Location Known: Can INTERPOL Continue to be Involved if the Requesting Government is Aware of the Accused’s Location and, Moreover, if the Accused Cooperates?

Location Known: Can INTERPOL Continue to be Involved if the Requesting Government is Aware of the Accused’s Location and, Moreover, if the Accused Cooperates?

During the past several years, the Commission for the Control of INTERPOL’s Files has published a number of its decisions regarding complaints against government use of INTERPOL’s resources.  Although these decisions are often published heavily redacted, they provide valuable insight into the Commission’s interpretation of some of the key provisions in the INTERPOL Constitution and the Rules on Data Processing.  In addition, with regard to some of the rules, the Commission has published its interpretation more than once, which demonstrates their consistent application by the Commission.  In this post, I reflect on one of the most common questions I get in my practice – can a Red Notice or a diffusion continue to circulate via INTERPOL’s channels if the requesting country is aware of the individual’s location?

INTERPOL Headquarters, Lyon, France

The Commission has responded to this question in the affirmative, and it has done so in several of its published decisions.  The fact that the government knows the individual’s location, even if the individual was the first one to reveal it, does not by itself make the government’s request disseminated through INTERPOL unlawful. The Commission has explained that “[t]he purpose of a red notice is not only to locate a person, but also to request his/her provisional arrest in view of extradition.
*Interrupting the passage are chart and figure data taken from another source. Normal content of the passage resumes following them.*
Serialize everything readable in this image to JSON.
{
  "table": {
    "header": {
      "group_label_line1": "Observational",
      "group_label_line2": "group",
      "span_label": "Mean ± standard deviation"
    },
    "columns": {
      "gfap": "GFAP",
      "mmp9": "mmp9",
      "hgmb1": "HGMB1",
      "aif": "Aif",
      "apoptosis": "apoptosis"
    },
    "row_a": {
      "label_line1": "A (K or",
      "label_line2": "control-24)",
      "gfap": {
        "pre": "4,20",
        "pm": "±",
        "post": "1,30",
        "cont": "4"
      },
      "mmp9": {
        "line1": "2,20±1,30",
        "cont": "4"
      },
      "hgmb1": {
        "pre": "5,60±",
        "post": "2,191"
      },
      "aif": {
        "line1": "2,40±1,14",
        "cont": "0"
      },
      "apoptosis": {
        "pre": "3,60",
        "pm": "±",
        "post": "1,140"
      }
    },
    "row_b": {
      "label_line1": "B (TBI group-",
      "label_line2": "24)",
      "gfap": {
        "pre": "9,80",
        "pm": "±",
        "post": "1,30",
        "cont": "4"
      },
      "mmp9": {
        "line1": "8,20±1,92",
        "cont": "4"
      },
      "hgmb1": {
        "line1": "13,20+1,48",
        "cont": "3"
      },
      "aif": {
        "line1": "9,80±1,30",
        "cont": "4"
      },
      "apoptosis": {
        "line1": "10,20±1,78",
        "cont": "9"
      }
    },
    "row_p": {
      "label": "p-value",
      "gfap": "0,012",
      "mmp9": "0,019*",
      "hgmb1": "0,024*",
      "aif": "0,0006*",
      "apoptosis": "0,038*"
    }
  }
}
In this regard, the fact that the Applicant’s location . . . is known to . . . authorities does not undermine as such the lawfulness of the Red Notice.”  Therefore, the purpose of a Red Notice or a diffusion is twofold.  Establishing an individual’s location achieves only one of the goals, and as such, it does not make the Red Notice or diffusion irrelevant.  Following the Commission’s reasoning, it seems logical to conclude that if the accused not only reveals her/his location but also cooperates with the requesting government in its criminal investigation, such cooperation by itself does not invalidate a Red Notice or a diffusion either.  This seems important for accused and their attorneys to remember.